Smoothing in Commercial Property Valuations: Evidence from Individual Appraisals
University of Cincinnati Department of Finance
35 Pages Posted: 18 Sep 2000
Date Written: August 14, 2000
Research into the appraisal-smoothing phenomenon has primarily focused on methods of adjusting aggregate return series. Based on assumed models of appraiser behaviour, previous research has posited relationships between appraisal-based returns and "true" real estate returns and employs various statistical means to "correct" for the lag. This study offers new insights into the causes and extent of appraisal smoothing using a "bottom up" approach. In contrast to the more traditional "top down" analysis we analyse individual appraisal reports to examine appraisal smoothing caused by systematic appraisal errors. We employ a unique data set to test the validity of the partial adjustment model of disaggregate property valuations that underlies the statistical techniques employed to "unsmooth" aggregate benchmark real estate return indexes.
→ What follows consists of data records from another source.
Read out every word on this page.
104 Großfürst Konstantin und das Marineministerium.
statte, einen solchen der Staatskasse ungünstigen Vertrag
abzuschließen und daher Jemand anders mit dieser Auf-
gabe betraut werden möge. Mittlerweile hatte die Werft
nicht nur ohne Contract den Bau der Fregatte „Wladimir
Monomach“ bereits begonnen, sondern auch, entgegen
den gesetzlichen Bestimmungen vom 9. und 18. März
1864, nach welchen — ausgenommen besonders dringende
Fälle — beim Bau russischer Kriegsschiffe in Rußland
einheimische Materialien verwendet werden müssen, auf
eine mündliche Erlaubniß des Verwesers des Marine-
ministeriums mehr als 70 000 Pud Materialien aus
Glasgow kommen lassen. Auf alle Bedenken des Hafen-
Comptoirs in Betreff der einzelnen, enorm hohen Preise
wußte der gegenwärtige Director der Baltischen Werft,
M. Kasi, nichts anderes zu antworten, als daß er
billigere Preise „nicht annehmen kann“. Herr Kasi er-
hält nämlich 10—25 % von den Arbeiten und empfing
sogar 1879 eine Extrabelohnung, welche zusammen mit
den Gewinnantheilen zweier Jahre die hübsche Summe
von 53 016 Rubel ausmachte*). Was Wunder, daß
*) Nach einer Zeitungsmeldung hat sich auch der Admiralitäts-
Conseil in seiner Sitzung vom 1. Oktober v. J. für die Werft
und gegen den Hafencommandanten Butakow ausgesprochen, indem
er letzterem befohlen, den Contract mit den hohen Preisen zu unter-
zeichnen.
By accessing the raw data used by each appraiser, we can explore how the appraisers use the raw data available at the time of the appraisals. We find significant evidence of an appraisal lag. The degree of lagging varies over time, as both the quantity and quality of information available to appraisers changes. This suggests that lagging is attributable in part to rational partial adjustment on the part of appraisers working with noisy, uncertain information. We also find, however, that there is a behavioral component to lagging, as appraisers valuing the same property in consecutive periods anchor (place relatively higher weight) on their previous appraised values.